Circula pelas redes sociais a informação de que o Supremo Tribunal Federal (STF) teria declarado “o fim da propriedade privada” no Brasil. Tome cuidado, essa notícia é falsa!
Um texto no WhatsApp vem acompanhado do link de uma matéria da revista Veja, que tem o sentido deturpado pela mensagem. O internauta que compartilha a mensagem acusa que esse seria o “fim da propriedade privada, do “agro” e do setor imobiliário no Brasil”. No entanto, a reportagem se refere a uma decisão do ministro do STF Luís Roberto Barroso, nesta segunda-feira, 31, que determina um modelo transitório a ser seguido na retomada de despejos, até então suspensos em razão da pandemia.
A decisão de Barroso foi tomada no âmbito da Arguição de Descumprimento de Preceito Fundamental (ADPF) 828, ajuizada pelo PSOL em 15 de abril de 2021. O partido pediu, tendo em vista a gravidade da pandemia do coronavírus na época, que fossem prorrogadas restrições às reintegrações de posses e aos despejos compulsórios em todo Brasil. A legenda citou na argumentação os direitos constitucionais à moradia (artigo 6 da Constituição Federal), à vida, à saúde e à propriedade (artigo 5 da CF).
A prorrogação perdurou até o dia 31 de outubro de 2022. Entretanto, diante de um novo pedido de adiamento do prazo das reintegrações de posse, Barroso não o atendeu completamente. Mas sim, determinou um regime de transição para retomar esses despejos, chamados de desocupações coletivas. É desse assunto que se tratava a matéria da Veja.
Na explicação do desembargador do Tribunal de Justiça de Minas Gerais (TJMG) Manoel dos Reis Morais, a adoção desse regime de transição é “uma cautela quanto à possível afetação dos direitos fundamentais das pessoas que ainda se encontram em estado de vulnerabilidade pelos efeitos sociais e econômicos causados pelo coronavírus”.
É o que consta na fundamentação de Barroso. O ministro cita dados da Campanha Despejo Zero, que diz que as 188.621 famílias que estão na iminência das desocupações se encontram justamente na parcela mais pobre da população. Ainda são mencionados números que indicam haver mais de 153.715 crianças e 151.018 idosos(as) ameaçados(as) pelas desocupações neste momento.
Nos termos da decisão de Barroso, o regime de transição determina:
- (a) Os Tribunais deverão instalar uma comissão de conflitos de apoio aos juízes, incumbida da elaboração de estratégias para a retomada das decisões de desocupação que estavam suspensas;
- (b) As comissões de conflitos fundiários deverão realizar inspeções e audiências de mediação antes de qualquer desocupação, com a participação ativa do Ministério Público e da Defensoria Pública;
- (c) Além de decisões judiciais, quaisquer medidas administrativas que resultem em remoções também devem ser avisadas previamente, bem ainda as comunidades afetadas ouvidas, com prazo razoável para a desocupação e com medidas de resguardo aos direitos fundamentais.
Mas o STF tem o poder de acabar com a propriedade privada no Brasil?
Essa possibilidade não faz sentido no ordenamento jurídico brasileiro, segundo o desembargador Manoel dos Reis Morais.
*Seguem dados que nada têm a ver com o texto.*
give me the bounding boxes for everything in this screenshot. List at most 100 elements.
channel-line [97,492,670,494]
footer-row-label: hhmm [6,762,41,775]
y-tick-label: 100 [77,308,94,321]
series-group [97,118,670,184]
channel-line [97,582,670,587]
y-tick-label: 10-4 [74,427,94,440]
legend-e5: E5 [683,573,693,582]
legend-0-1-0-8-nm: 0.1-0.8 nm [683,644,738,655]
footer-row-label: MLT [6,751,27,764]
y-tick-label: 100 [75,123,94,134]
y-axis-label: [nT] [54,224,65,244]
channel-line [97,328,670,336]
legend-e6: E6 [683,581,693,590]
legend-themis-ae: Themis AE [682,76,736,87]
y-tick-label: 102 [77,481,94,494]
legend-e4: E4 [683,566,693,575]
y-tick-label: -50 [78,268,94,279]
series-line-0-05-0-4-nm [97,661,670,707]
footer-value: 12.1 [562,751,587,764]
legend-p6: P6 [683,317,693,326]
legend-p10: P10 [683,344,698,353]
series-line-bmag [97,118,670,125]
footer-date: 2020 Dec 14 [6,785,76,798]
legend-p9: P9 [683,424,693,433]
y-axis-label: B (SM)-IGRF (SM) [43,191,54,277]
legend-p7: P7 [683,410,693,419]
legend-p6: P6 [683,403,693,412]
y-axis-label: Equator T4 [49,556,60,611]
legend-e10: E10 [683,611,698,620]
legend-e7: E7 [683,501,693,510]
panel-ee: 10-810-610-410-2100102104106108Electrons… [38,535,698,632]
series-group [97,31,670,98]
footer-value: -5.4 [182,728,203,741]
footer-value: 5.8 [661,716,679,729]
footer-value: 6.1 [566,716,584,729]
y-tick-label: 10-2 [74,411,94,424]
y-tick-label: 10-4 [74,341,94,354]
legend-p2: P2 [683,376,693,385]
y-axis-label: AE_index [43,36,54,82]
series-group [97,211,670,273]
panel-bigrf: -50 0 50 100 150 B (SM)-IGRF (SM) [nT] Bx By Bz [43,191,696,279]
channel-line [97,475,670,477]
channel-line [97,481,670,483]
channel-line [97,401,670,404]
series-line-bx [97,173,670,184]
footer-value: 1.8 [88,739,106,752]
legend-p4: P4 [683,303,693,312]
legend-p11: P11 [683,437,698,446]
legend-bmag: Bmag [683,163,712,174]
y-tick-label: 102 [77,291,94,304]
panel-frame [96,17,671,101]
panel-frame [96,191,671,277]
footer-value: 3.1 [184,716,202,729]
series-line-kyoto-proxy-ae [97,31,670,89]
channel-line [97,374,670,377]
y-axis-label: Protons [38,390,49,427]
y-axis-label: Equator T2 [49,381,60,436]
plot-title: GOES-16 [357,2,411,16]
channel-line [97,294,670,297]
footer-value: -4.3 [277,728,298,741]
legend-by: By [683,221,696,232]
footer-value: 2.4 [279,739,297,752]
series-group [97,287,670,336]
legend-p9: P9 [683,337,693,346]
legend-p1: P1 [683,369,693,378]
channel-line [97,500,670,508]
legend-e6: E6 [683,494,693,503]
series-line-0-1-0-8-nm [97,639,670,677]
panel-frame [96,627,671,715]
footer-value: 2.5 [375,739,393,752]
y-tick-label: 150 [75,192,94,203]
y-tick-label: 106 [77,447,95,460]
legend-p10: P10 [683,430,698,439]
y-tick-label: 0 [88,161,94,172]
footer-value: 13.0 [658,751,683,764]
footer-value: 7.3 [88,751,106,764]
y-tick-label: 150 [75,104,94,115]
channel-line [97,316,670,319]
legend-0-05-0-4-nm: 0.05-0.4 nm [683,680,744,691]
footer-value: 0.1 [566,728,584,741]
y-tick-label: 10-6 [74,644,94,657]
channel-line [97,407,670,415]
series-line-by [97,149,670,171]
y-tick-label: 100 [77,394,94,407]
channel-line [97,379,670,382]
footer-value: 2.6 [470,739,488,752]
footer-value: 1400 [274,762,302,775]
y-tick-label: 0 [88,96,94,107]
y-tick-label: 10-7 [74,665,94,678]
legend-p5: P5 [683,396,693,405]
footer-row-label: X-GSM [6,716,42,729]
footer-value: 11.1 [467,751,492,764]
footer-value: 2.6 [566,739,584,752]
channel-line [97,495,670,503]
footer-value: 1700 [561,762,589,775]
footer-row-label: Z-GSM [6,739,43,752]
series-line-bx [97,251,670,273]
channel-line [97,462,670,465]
Ele explica que direitos e garantias individuais são cláusulas pétreas, que constituem um dispositivo constitucional que não pode ser alterado nem mesmo por Proposta de Emenda à Constituição (PEC). As cláusulas pétreas inseridas na Constituição do Brasil de 1988 estão dispostas em seu artigo 60, § 4º.
O desembargador lembra que o STF é o guardião da Constituição — o que significa resguardar também os direitos e garantias individuais, que incluem o direito à propriedade. “Em termos jurídicos, o STF é a instância superior ou última do Poder Judiciário brasileiro e, como tal, possui a função primordial de servir como guardião da Constituição de 1988”, diz.
Morais afirma que, em situações específicas, quando dois ou mais direitos fundamentais estão em jogo – como a vida e/ou saúde em confronto com a propriedade – um ou outro deles pode ser relativizado. “No entanto, esta relativização num determinado caso específico não pode ser confundida como extinção ou eliminação desse direito fundamental”, esclarece.
Consequentemente, o STF não pode acabar com a propriedade privada. “Em determinados casos, pode relativizar o direito à propriedade frente a outro direito fundamental de maior valor, como o direito à vida ou o direito à saúde, todos com igual dignidade constitucional de cláusulas pétreas”, finaliza.